Education did the worst of all, with a 46% decline in conversions and a 48% hit in revenue. The luxury field also fared poorly.

Why this dismal performance? Because these items are non-essential, the study notes.

In contrast, food purveyors enjoyed a 69% in conversions and a 75% revenue uptick as people stocked up. 

Electronics were a distant second, with a 45% conversion rate and a 50% revenue rise. The Home category enjoyed a 38% conversion rate and 36% hike in revenue. 

In general, email’s performance has been flat, producing a 1.45% lift in conversions and a 0.40% lift in revenue. But there was “a proportionally smaller decrease in email performance relative to their decreases in overall performance.”

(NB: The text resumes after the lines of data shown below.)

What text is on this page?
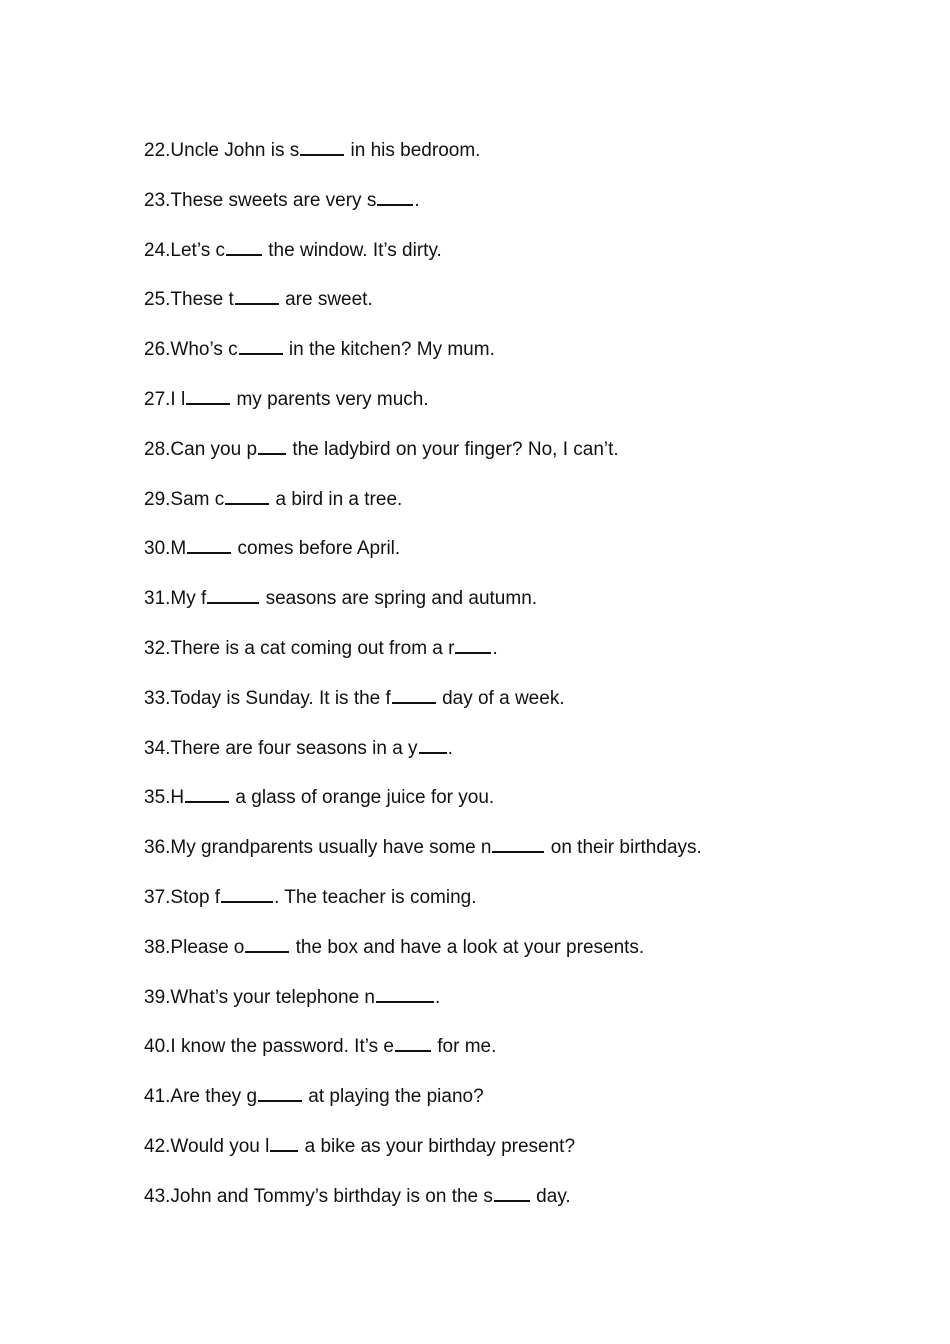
22.Uncle John is s in his bedroom.
23.These sweets are very s .
24.Let’s c the window. It’s dirty.
25.These t are sweet.
26.Who’s c in the kitchen? My mum.
27.I l my parents very much.
28.Can you p the ladybird on your finger? No, I can’t.
29.Sam c a bird in a tree.
30.M comes before April.
31.My f	seasons are spring and autumn.
32.There is a cat coming out from a r .
33.Today is Sunday. It is the f day of a week.
34.There are four seasons in a y .
35.H a glass of orange juice for you.
36.My grandparents usually have some n	on their birthdays.
37.Stop f	. The teacher is coming.
38.Please o the box and have a look at your presents.
39.What’s your telephone n	.
40.I know the password. It’s e for me.
41.Are they g at playing the piano?
42.Would you l a bike as your birthday present?
43.John and Tommy’s birthday is on the s day.
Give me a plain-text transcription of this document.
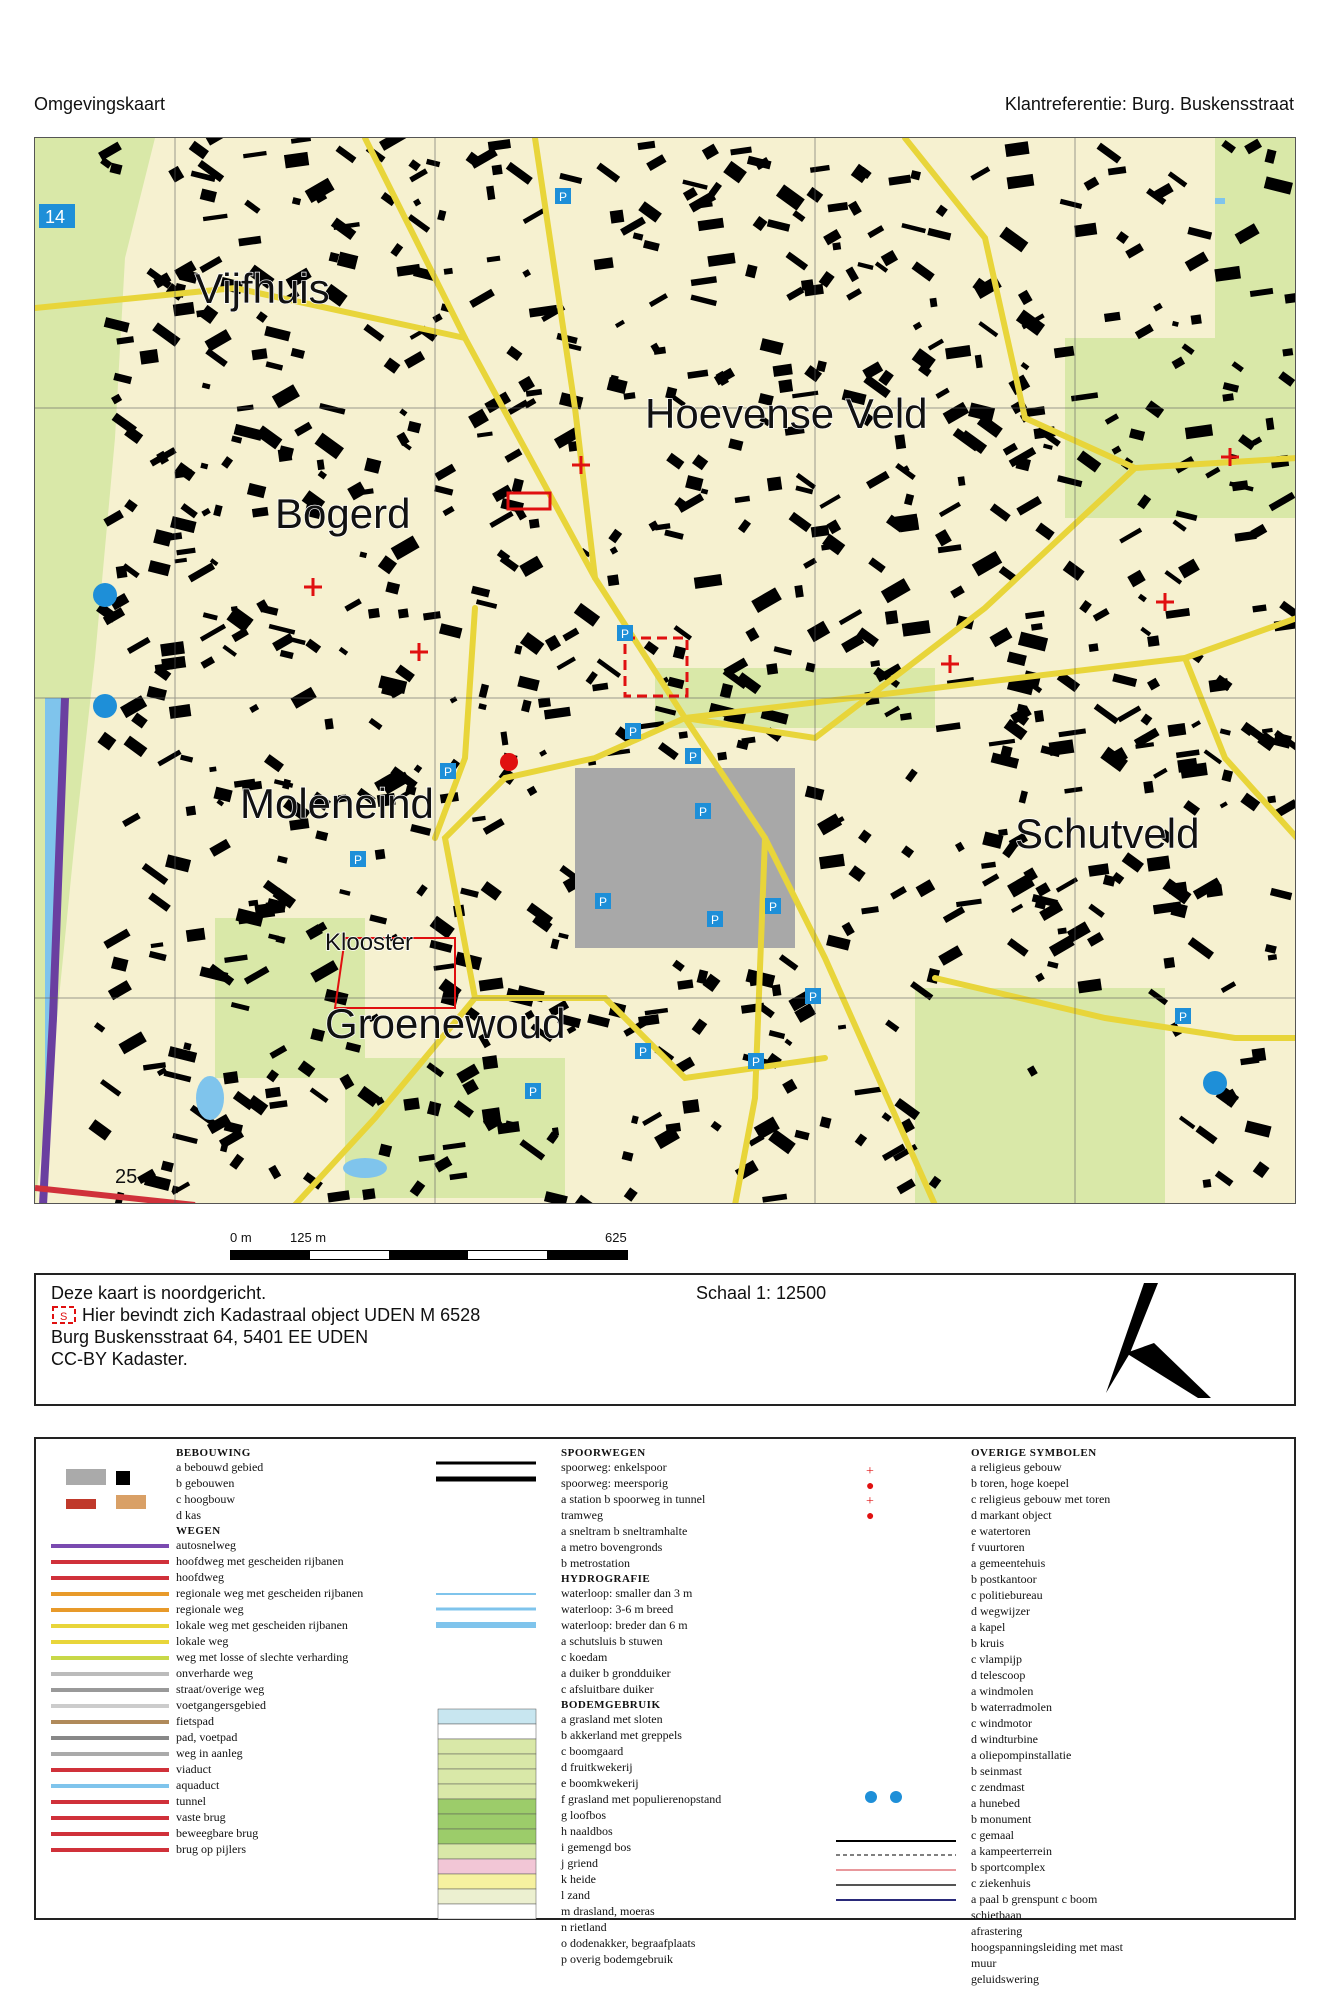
Omgevingskaart	Klantreferentie: Burg. Buskensstraat
P
P
P
P
P
P
P
P
P
P
P
P
P
P
P
14
25
Vijfhuis
Hoevense Veld
Bogerd
Moleneind
Schutveld
Klooster
Groenewoud
0 m	125 m	625
Deze kaart is noordgericht.	Schaal 1: 12500
S Hier bevindt zich Kadastraal object UDEN M 6528
Burg Buskensstraat 64, 5401 EE UDEN
CC-BY Kadaster.
BEBOUWING
a bebouwd gebied
b gebouwen
c hoogbouw
d kas
WEGEN
autosnelweg
hoofdweg met gescheiden rijbanen
hoofdweg
regionale weg met gescheiden rijbanen
regionale weg
lokale weg met gescheiden rijbanen
lokale weg
weg met losse of slechte verharding
onverharde weg
straat/overige weg
voetgangersgebied
fietspad
pad, voetpad
weg in aanleg
viaduct
aquaduct
tunnel
vaste brug
beweegbare brug
brug op pijlers
SPOORWEGEN
spoorweg: enkelspoor
spoorweg: meersporig
a station b spoorweg in tunnel
tramweg
a sneltram b sneltramhalte
a metro bovengronds
b metrostation
HYDROGRAFIE
waterloop: smaller dan 3 m
waterloop: 3-6 m breed
waterloop: breder dan 6 m
a schutsluis b stuwen
c koedam
a duiker b grondduiker
c afsluitbare duiker
BODEMGEBRUIK
a grasland met sloten
b akkerland met greppels
c boomgaard
d fruitkwekerij
e boomkwekerij
f grasland met populierenopstand
g loofbos
h naaldbos
i gemengd bos
j griend
k heide
l zand
m drasland, moeras
n rietland
o dodenakker, begraafplaats
p overig bodemgebruik
OVERIGE SYMBOLEN
a religieus gebouw
b toren, hoge koepel
c religieus gebouw met toren
d markant object
e watertoren
f vuurtoren
a gemeentehuis
b postkantoor
c politiebureau
d wegwijzer
a kapel
b kruis
c vlampijp
d telescoop
a windmolen
b waterradmolen
c windmotor
d windturbine
a oliepompinstallatie
b seinmast
c zendmast
a hunebed
b monument
c gemaal
a kampeerterrein
b sportcomplex
c ziekenhuis
a paal b grenspunt c boom
schietbaan
afrastering
hoogspanningsleiding met mast
muur
geluidswering
+
●
+
●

The study says that for “retailers where triggered emails make up a large percentage of their email revenue, the decrease in traffic that occurs as paid media efforts are scaled back will result in less than normal send volume,” the study notes. 

However, “the increase in email conversion rates have kept that channel steady,” the study adds. 

In the end, marketers have to adjust to the new environment.

"Industry-wide email frequency is likely to increase in light of this shift in behavior, which will necessitate brands increasing their email to keep up," it says.

That would entail “a diverse email program that balances transactional and content driven messaging will reduce list fatigue during this time,” it adds.